During the Khrushchev era friends of Sargsyan approached the artist, urging him to sign a petition for the reunification of Artsakh (Karabagh) and Nakhichevan with Armenia. He refused, explaining that any petition to Soviet authorities based on nationalism would fail. “The Armenians of Karabagh are tough; they can endure a bit longer,” he said. Meanwhile Armenians were leaving Nakhichevan. He pointed out that the unification of Nakhichevan with Armenia, based on economic issues which would benefit the entire USSR, stood a much better chance of acceptance. This should be done quickly, he stated, while the Soviets have the authority to alter the borders. Later Artsakh would also unite with Armenia. He told friends that the Soviet empire would collapse as all other empires have. Then there would be an independent Armenia, he said.
In the winter of 1969 he attended a meeting to discuss the commemoration of Lenin’s 100th anniversary. While leaving the building he was either pushed or fell, breaking his leg. He spent six months in a hospital reserved for treating prominent officials. While recovering, he began working on his memoirs which he hid under his pillow. In his will he stated that when he died, he was not to be buried until an autopsy was conducted. He said, “It’s a good thing my leg got broken, because otherwise it would have been my head, and then who would know what I did in my youth. Anyway, I wrote my will.”
The day before his scheduled release from hospital he received permission to travel abroad. The following day he died. An autopsy was performed by noted surgeons Dr. Antranig Tchagharyan and Dr. Badalyan. They found nothing wrong. Tchagharyan, a friend of Sargsyan’s, exclaimed “Ara, you are healthy, get up!” A blood analysis similarly revealed nothing wrong.
Afterwards it was discovered that key sections of his memoirs had been removed.
According to some people the KGB had a hand in his death. Because he was an honored artist who had educated hundreds of students, organized numerous cultural organizations, and as an artist whose work was displayed throughout the Soviet Union, arresting Sargsyan or revealing that he was a member of the ARF and of Nemesis would have been a huge embarrassment to the KGB and Soviet authorities. Instead, it was decided to orchestrate his “death” and keep his background secret. His funeral was elaborate. He lay in state at Yerevan’s Opera House.
His works reflect the experiences of his youth. They focus on rebirth but with an element of enduring sadness as well.

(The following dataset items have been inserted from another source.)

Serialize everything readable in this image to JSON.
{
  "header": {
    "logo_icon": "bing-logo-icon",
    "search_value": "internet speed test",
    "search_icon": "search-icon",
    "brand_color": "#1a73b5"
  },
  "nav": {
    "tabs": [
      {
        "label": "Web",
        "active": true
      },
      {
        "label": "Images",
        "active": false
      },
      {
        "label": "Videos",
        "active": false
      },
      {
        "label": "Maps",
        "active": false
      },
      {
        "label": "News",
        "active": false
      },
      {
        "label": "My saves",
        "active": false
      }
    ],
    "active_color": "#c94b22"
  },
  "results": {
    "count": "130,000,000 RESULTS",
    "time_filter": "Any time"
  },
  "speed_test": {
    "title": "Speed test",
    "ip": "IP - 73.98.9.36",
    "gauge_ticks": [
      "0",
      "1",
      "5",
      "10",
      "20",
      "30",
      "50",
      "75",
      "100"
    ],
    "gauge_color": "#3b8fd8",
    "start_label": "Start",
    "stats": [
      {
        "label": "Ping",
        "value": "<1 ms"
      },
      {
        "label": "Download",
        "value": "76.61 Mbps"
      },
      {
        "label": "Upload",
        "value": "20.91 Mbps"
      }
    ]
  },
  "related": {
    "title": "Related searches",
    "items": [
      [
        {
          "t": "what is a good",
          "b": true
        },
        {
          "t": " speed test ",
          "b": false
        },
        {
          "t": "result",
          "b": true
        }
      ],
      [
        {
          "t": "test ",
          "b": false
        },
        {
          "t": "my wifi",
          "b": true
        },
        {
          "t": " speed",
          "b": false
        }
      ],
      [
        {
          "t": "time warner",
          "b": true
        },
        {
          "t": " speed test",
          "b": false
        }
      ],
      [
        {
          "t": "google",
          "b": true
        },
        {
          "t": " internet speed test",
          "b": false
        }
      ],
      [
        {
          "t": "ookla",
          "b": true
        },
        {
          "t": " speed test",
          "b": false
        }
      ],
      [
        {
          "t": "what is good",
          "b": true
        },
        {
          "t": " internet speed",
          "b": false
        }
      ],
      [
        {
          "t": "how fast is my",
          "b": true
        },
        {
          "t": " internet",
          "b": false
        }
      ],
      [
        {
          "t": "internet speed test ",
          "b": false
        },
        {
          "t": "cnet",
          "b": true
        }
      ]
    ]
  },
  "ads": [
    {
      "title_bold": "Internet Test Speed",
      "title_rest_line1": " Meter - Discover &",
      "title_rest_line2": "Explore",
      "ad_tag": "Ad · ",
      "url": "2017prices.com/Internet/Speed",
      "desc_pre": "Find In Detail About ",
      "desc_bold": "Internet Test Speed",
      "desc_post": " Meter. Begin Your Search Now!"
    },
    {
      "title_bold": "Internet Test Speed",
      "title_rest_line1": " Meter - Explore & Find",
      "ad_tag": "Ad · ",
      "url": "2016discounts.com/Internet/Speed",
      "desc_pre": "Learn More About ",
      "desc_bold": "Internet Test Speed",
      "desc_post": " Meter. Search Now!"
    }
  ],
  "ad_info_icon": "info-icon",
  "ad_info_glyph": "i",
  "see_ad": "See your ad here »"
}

He had promised to donate his time and talent to sculpt the long wall at the Genocide Museum at Tsitsernakabert. Each time I visit the museum from now on, the wall will remind me of the national and artistic contributions, the dedication, and the courage of Ara Sargsyan.
The Ara Sargsyan and Hagop Kojarian Home/Museum” (70 Pushkin St. in Yerevan) has reproductions of Sargsyan’s works, but nothing related about his Nemesis activities. The museum director, Anna Sargsyan, is Ara’s granddaughter.